The Standard London Hotel Review
The Standard London Hotel Review

Hotel Review: The Standard London, King’s Cross

26 Jun 2020 | Updated on: 27 Sep 2022 |By Nick Savage

A colourful throwback to the 1970s, The Standard’s first European outpost is “Stanley Kubrick through the colour lens of Wes Anderson”

I’m not 100 per cent clear what happened the first time I visited Le Bain at The Standard High Line in New York, but I have a kaleidoscopic recollection of smoke machines, Nancy Whang from LCD Soundsystem playing records, swimming in open air bathtubs and vertiginous bathroom vistas overlooking southern Manhattan.

I remember the next morning better, sadly, as it comprised a cringing, torturous hangover. Since then, the hotel chain has always been synonymous with a certain brand of licentiousness in my mind; a sense compounded by a particularly raunchy game of bingo at The Standard Spa, Miami Beach; a few hazier weekends patronising the hotel’s Boom Boom Room and rooftop bar, Le Bain; and news snippets touting various acts of exhibitionism in the High Line’s floor-to-ceiling windows – as well as the filming of Steve McQueen’s film Shame on the premises.

In spite of my better angels, my ears perked up when I heard that The Standard would be arriving in London, and I was keen to catch an early glimpse of what the hotel had in store for the unwitting denizens of King’s Cross.

The Standard King’s Cross has taken over the 1974-constructed building that formerly housed the Camden Town Hall Annexe and has supercharged it with incredibly ‘extra’ 1970s interiors by Shawn Hausman Designs (Hausman similarly oversaw five other hotels in the Standard chain: Los Angeles, New York East Village, New York High Line, Hollywood and Miami).

Over the past two decades in London, brutalist architecture has come back into vogue and The Standard not only conserves its striking brutalist exterior but also outfits it with the technology and panache that it always deserved. In the words of my guide, Teamy, “it’s Stanley Kubrick through the colour lens of Wes Anderson”.

This is evident from the ground floor up. Here, you’ll find two restaurants, a recording studio, a stage for live performances and, perhaps most notably, a carmine-red exterior lift that will whisk visitors up to The Standard’s rooftop restaurant and terrace helmed by Pete Sanchez-Iglesias of Casamia fame.

There’s also a lending library and resident librarian, Carrie MacLennan, with whom I crossed paths during my visit. Paying homage to the original library that spread across the ground floor, MacLennan has rummaged through local shops such as Skoob and Judd Books for texts with 1970s graphics and typography.
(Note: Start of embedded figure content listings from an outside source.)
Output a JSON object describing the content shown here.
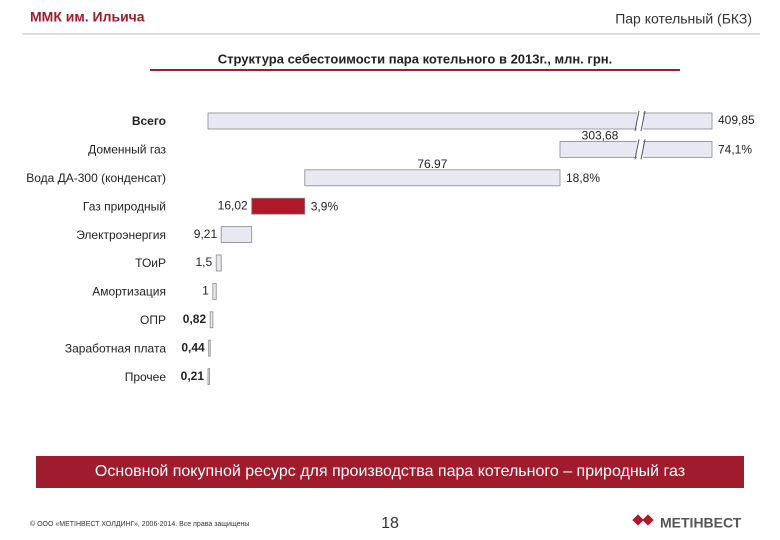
{
  "header": {
    "left": "ММК им. Ильича",
    "right": "Пар котельный (БКЗ)"
  },
  "chart_data": {
    "type": "waterfall",
    "title": "Структура себестоимости пара котельного в 2013г., млн. грн.",
    "categories": [
      "Всего",
      "Доменный газ",
      "Вода ДА-300 (конденсат)",
      "Газ природный",
      "Электроэнергия",
      "ТОиР",
      "Амортизация",
      "ОПР",
      "Заработная плата",
      "Прочее"
    ],
    "values": [
      409.85,
      303.68,
      76.97,
      16.02,
      9.21,
      1.5,
      1,
      0.82,
      0.44,
      0.21
    ],
    "value_labels": [
      "409,85",
      "303,68",
      "76.97",
      "16,02",
      "9,21",
      "1,5",
      "1",
      "0,82",
      "0,44",
      "0,21"
    ],
    "shares": [
      null,
      74.1,
      18.8,
      3.9,
      null,
      null,
      null,
      null,
      null,
      null
    ],
    "share_labels": [
      null,
      "74,1%",
      "18,8%",
      "3,9%",
      null,
      null,
      null,
      null,
      null,
      null
    ],
    "colors": [
      "#e8e8f2",
      "#e8e8f2",
      "#e8e8f2",
      "#b0182c",
      "#e8e8f2",
      "#e8e8f2",
      "#e8e8f2",
      "#e8e8f2",
      "#e8e8f2",
      "#e8e8f2"
    ],
    "axis_break": true
  },
  "banner": "Основной покупной ресурс для производства пара котельного – природный газ",
  "footer": {
    "copyright": "© ООО «МЕТІНВЕСТ ХОЛДИНГ», 2006-2014. Все права защищены",
    "page": "18",
    "logo": "МЕТІНВЕСТ"
  }
}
This adjoins the recording studio, which hosts podcasts, recorded interviews and live performances, which in turn adjoins Isla, the all-day restaurant headed up by executive chef Adam Rawson, who trained under Nuno Mendes before making his mark on London’s culinary scene with Lucky Chip and Pachamama. Guests can enjoy a nutritious array of food with an emphasis on fermented products such as kombucha and pickles all made in house, as well as a minimal intervention wine list.

Isla spills out onto an outdoor terrace with a retractable awning, which is sure to be an alluring spot during the summer months, if second fiddle to the amazing 360-degree rooftop terrace that takes in views of pretty much every notable London landmark.

The other ground floor restaurant and bar is Double Standard, caters to those with more indulgent appetites, splitting the difference between traditional British pub fare and New York City bar staples. They’ve got a slew of events lined up including The Standard’s infamous bingo evenings.

All in, there are 266 rooms in the hotel, ranging from immense suites overlooking the prepossessing gothic architecture of the St Pancras Renaissance Hotel across the street to ‘Cosy Core’ rooms in the centre of the building, which do not feature windows.

At first I thought this might be a bit off-putting, but then I remembered the state of my head post inaugural visit to Le Bain in Manhattan, and realised to whom The Standard is catering with its blacked-out rooms.